現役にとっての追い出し試合はOBにとって「迎え入れ試合」ということなのである。
いや、ふと思っただけなんだけども。
そして自分も追い出されて約十年になるのだなと改めて思った。若手、と呼ばれるには少しトウが立ってきたといってよいのだろうか。十年一昔、光陰矢のごとし、月日は百代の過客であるとは道理、道理。
しかし(怪我は怖いが)まだまだ全然健康体であるつもりなので、走れるときに思い切り走る心積もりは変わっていない。
さて、1週間たってしまったが、追い出し試合のことである。
助っ人も含めどうにか15対15で試合は出来た。今回はゲームキャプテンをサワ君に任せ、自分はバックローの動きに終始させていただいた。
そこで感じたことであるが、現役には必殺のサイン攻撃を作って欲しい。(名和)コーヘイさん曰く「どんなチームでもこれならゲインを切れる。というサインを持たないといけない。」
ここぞという時に必ず前進できるものが無いと、結局その場その場でのボールの動きで当たるしかない。それでも別に良いと思うのだが、疲れる攻め方だと思う。そしていかんせんイレギュラーな経験値の低い現役チームでそれをやると必ずボールは奪われる。現役の試合運びにはそういった部分が見え、ためにディフェンスするこちら側としては結構守りやすかった。
ひきかえてOBチームには、CTBマツダ君のかみそりのようなショートという道具があったので、点を重ねることが出来た。ミスの続出したOB側であったが、要所でそれがあったので勝てたのだと思う。
そして現役にもう一つ言い添えておきたいのは、マツダ君タイプの選手には、思い切り低くタックルに行かないと止まらない。厄介な相手にこそその足を止めるディフェンスをして欲しい。

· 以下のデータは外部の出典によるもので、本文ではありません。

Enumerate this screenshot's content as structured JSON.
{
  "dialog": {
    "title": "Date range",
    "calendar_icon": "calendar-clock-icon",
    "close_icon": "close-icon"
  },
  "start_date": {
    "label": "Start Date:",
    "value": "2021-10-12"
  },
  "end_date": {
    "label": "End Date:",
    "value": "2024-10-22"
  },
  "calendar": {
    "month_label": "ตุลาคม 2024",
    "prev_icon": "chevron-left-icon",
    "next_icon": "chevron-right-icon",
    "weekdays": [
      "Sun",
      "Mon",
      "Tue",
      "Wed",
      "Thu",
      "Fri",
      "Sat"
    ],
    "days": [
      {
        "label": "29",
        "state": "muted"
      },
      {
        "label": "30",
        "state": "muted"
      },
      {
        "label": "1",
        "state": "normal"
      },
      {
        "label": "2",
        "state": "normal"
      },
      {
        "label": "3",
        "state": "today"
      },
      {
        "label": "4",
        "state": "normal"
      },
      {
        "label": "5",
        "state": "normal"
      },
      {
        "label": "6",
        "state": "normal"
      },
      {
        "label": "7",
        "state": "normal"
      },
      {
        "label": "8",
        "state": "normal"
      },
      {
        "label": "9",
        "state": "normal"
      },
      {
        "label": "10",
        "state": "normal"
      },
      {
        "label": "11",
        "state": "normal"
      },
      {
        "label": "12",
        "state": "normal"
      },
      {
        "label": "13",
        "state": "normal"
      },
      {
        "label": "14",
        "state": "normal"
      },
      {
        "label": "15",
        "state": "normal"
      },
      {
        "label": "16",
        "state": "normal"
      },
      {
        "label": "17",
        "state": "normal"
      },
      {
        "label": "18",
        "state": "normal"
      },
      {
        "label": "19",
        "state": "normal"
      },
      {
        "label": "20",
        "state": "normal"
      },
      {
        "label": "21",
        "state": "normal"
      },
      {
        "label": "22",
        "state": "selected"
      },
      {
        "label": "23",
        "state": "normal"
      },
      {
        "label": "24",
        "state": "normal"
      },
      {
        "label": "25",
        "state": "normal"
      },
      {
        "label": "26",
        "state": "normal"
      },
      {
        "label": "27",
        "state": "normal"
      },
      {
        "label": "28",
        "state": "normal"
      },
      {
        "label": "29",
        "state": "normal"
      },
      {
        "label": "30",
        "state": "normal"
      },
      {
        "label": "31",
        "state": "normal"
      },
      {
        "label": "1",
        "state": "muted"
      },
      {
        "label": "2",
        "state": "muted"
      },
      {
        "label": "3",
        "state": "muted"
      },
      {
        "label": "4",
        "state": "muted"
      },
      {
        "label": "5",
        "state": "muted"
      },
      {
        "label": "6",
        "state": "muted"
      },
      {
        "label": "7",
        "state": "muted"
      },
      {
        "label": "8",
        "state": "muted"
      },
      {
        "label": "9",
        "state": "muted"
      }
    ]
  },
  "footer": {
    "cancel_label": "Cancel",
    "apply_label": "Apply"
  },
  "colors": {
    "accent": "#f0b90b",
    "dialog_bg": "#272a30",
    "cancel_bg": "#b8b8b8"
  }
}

この試合でよく見えたのは、来年の四芸祭に向けての現役チームの課題だったりするのである。
「低いタックル、明確な意図のあるサイン攻撃。」
こんなんでどや。
えらそうに書いているが、当たり前のことであったりもするなこれは。
まあOBが勝ったんであるが、前述のようにミスが多かった。しかし現役を1トライに抑えたのは、守るところでしっかり守っていたからであろう。お疲れ様でした。
ところで、試合後にサワ君からもらったメールがあり、細かい内容は省くが、京芸ラグビーに対するアツい決心が綴られているものであった。こういう後輩達が育ってくれたことに関して、一人喜んでいる。
OB喜ぶべし、ことほぐべし。京芸ラグビー五十周年を目前に、いまだそのタマシイは衰えることなく伝わり続けているようだ。
サワ君がどんな内容のメールを自分に送ったか、それは本人に尋ねてみてください。自分は少なからず胸を打たれた。
そうそう、今回助っ人ということで来てくれていた人で、初めて見る人がいたので、どういった関係で来られたのだか聞いてみると、現役マネージャーのバイト先の接骨院の患者です。とのことで、笑ってしまった。
当のマネージャー、「カルテに(ラグビーの練習中に負傷)と書いてあったから、受付で声をかけた。」のだそうで。助っ人さんたまげたことだろう。
「今度うちの追い出し試合に来ませんか?」
と白衣を着た(バイトとはいえ)女性看護師さんから突然言われるのである。しかも病院の受付で。その場面を想像するに、笑ってしまうのだ。自分だったら呆然としてしまうだろう。